The Feather that cost me so much skin over the past couple weeks started sounding like tinfoil before it actually stopped cutting hair, which I term "foiling out." I didn't have any sense of what kind of edge my beard needed next. I didn't want any deep-digging in my follicles with a "smooth" brand. I just would have rather that the Feather had not bitten, and kept to the surface of my skin instead.

So I took a chance and opened a Rimei blade that was rattling around in the case I recently dug out of my closet. It has become my habit to store the razor in current use this way, in the "medicine cabinet" (which contains no medicine, but is installed on either side of the mirror in the wall over my sink). The edge looked very obtuse, with a relatively narrow visible band of grinding, but it cut hair. It was probably just what the doctor ordered, in fact, having no excavating reach. Even with two shims.
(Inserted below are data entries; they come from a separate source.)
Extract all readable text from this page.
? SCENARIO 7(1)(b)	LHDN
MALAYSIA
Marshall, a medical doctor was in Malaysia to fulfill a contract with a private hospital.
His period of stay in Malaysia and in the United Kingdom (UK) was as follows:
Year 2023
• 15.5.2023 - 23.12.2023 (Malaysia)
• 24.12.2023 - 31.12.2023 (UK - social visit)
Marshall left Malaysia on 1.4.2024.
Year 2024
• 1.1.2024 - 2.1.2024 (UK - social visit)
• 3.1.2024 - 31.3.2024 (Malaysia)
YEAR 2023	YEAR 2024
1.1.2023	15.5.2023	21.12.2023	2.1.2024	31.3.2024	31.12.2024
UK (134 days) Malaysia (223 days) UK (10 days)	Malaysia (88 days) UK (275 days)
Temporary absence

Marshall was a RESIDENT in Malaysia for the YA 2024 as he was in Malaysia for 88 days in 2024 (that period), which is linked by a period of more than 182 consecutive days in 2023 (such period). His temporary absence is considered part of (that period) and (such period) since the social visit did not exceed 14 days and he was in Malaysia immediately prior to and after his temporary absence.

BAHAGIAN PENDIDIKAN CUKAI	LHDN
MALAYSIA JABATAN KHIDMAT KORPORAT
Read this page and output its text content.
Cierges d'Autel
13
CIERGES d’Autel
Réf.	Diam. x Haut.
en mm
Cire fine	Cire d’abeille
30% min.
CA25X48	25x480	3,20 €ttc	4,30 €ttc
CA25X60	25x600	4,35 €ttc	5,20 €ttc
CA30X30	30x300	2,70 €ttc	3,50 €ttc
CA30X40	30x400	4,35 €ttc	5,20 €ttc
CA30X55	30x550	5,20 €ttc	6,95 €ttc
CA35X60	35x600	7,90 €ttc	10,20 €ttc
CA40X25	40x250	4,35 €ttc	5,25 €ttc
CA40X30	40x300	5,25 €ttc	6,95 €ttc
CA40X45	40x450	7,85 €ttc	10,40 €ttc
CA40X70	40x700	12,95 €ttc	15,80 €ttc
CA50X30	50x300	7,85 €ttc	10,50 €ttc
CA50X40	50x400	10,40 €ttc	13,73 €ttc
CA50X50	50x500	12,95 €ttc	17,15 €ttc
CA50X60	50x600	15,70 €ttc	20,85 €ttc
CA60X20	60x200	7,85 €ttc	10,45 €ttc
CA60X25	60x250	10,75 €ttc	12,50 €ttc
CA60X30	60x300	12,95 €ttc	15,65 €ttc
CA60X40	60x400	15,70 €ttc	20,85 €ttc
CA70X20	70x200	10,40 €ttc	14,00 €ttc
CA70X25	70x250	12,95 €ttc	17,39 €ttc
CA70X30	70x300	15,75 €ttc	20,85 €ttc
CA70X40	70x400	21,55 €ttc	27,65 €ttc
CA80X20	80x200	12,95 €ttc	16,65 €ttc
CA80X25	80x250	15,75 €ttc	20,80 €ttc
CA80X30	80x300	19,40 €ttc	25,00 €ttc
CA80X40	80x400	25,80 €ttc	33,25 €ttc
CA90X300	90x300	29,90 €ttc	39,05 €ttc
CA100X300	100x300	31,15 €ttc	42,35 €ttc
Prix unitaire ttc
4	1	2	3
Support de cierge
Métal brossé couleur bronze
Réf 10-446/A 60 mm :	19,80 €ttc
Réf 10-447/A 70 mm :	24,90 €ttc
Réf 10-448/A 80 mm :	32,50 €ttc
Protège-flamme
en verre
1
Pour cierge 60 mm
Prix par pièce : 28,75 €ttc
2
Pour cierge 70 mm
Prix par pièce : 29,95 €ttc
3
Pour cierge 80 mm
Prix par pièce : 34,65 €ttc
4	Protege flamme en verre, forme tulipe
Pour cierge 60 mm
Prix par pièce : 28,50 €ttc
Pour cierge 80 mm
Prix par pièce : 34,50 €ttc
My lather was horribly thin, as I continued to hack toward a hair melting emulsion of pumpkin juice, homemade oil, and "carbamide solution." I got the same rubbery shaving substrate as last time, with a constant threat of blade skipping. But, unlike last time, I got a damn fine shave. I took three passes, but the third wasn't finding much of anything to cut. A few self-healing weepers were not unexpected, under the circumstances.

I'm thinking perhaps softening the hair brings out the worst in a very sharp blade, allowing it to zip up the hair cortex instead of cutting clean through. That would be a problem only for wiry hair like mine. I do advocate sharp blades for hair of large diameter.